Rechabeam zetelde in Jeruzalem. Van verschillende steden in Juda en Benjamin maakte hij vestingsteden:
Betlehem, Etam, Tekoa, Bet-Sur, Socho, Adullam, Gat, Maresa, Zif, Adoraïm, Lachis, Azeka, Sora, Ajjalon en Hebron. Hij maakte er sterke vestingen van door er overal een bevelhebber aan te stellen, voorraden voedsel, olie en wijn op te slaan en ze alle te bewapenen met grote schilden en lansen. Hij maakte de vestingsteden zo sterk dat Juda en Benjamin voor hem behouden bleven.

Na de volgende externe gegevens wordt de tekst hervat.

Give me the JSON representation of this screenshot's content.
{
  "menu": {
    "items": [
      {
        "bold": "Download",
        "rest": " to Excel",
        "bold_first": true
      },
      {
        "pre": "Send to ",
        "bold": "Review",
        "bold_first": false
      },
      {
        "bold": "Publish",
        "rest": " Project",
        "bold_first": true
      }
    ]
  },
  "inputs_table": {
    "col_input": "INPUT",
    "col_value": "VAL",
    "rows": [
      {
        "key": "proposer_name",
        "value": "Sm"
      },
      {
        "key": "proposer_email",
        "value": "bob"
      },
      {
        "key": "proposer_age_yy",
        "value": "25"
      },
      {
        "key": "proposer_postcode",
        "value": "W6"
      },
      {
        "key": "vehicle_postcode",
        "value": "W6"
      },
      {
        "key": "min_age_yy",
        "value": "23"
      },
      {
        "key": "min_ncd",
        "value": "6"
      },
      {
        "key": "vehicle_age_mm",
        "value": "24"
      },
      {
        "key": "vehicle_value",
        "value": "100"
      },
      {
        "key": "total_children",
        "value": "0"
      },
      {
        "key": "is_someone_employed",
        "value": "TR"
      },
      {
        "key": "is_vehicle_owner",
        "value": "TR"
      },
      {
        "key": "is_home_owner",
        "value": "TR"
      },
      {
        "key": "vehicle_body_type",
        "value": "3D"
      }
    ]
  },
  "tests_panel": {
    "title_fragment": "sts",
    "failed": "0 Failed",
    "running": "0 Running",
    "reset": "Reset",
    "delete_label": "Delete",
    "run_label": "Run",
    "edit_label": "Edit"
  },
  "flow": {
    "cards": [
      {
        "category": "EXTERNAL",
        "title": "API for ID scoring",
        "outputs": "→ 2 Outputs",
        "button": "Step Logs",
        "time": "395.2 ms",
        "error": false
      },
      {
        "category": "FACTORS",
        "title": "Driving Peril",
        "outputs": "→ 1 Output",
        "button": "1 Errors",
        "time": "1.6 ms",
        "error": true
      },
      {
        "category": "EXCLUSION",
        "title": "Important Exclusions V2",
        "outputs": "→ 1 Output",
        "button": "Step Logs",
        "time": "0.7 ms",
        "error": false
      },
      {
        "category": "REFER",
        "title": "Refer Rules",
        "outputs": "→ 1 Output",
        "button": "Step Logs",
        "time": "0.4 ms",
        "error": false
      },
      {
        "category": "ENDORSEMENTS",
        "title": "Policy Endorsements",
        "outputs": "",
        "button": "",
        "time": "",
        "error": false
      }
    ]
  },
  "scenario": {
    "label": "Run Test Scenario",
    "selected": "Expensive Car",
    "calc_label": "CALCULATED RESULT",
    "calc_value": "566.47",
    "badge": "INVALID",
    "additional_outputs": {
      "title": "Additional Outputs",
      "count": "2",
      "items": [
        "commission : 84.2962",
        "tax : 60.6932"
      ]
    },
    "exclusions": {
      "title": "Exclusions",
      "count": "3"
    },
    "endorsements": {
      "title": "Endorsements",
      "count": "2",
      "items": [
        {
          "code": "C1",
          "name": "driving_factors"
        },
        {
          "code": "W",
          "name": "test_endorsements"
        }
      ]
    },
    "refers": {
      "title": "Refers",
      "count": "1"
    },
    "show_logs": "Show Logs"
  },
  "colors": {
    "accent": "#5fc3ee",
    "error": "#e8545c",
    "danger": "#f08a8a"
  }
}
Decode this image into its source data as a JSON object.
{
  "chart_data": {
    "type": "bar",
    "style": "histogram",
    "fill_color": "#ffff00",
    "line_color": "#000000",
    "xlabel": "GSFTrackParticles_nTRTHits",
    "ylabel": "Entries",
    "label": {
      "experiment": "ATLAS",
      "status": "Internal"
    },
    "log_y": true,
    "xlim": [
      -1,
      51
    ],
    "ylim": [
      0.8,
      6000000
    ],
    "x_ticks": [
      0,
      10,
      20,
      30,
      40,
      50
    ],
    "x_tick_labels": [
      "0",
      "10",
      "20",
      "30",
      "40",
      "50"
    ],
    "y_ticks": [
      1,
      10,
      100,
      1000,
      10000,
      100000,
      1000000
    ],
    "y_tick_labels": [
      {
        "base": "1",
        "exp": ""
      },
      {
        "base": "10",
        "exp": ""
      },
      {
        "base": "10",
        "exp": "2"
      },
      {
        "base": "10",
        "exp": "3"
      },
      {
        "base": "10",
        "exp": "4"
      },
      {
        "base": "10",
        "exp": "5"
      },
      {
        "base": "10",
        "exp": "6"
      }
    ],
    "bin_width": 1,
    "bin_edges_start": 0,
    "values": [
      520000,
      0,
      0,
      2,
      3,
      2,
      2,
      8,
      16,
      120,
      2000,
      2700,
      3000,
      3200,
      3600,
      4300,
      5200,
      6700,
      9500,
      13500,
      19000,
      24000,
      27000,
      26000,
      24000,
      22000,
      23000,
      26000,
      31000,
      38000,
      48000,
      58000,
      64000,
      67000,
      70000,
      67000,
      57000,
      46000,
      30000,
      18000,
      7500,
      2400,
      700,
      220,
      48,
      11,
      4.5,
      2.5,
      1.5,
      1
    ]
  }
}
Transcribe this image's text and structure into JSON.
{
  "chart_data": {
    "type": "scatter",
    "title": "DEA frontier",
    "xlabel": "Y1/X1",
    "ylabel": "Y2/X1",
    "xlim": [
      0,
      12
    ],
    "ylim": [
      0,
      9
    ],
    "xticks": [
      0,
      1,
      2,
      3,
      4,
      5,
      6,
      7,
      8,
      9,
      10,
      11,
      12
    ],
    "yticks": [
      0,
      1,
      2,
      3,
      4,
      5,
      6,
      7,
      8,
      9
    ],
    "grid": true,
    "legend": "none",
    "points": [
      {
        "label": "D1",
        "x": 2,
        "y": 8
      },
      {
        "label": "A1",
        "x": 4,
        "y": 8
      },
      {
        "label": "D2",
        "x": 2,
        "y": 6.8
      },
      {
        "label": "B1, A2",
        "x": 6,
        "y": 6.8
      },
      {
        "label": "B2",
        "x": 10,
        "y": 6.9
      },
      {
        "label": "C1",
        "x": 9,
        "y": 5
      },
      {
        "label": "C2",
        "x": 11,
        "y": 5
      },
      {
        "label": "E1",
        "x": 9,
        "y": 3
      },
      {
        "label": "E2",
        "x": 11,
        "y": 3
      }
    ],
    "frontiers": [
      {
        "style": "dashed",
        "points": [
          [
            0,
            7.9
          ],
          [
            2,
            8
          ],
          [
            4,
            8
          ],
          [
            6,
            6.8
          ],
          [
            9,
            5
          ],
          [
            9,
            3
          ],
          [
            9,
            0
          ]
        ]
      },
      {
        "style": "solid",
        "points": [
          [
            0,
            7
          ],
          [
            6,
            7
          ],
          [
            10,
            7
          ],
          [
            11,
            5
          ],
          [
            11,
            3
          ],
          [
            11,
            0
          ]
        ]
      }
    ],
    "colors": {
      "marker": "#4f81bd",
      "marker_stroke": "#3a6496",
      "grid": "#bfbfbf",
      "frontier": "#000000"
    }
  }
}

De priesters en de Levieten uit heel het grondgebied van Israël voegden zich bij hem. Ze trokken weg van hun weidegronden en bezittingen en kwamen naar Juda en Jeruzalem, omdat Jerobeam en zijn zonen het hun onmogelijk maakten de HEER als priester te dienen. Jerobeam had namelijk zelf priesters aangesteld voor de offerplaatsen en voor de bokken, en ook voor de stierenbeelden die hij had laten maken. In het voetspoor van de Levieten kwamen ook uit de andere stammen van Israël mensen die vastbesloten waren zich naar de HEER, de God van Israël, te blijven richten, naar Jeruzalem om daar offers te brengen aan de HEER, de God van hun voorouders. Ze versterkten door hun komst het koninkrijk Juda en waren gedurende de eerste drie jaar een steun voor Rechabeam, de zoon van Salomo, doordat ze die eerste drie jaren het voorbeeld van David en Salomo volgden.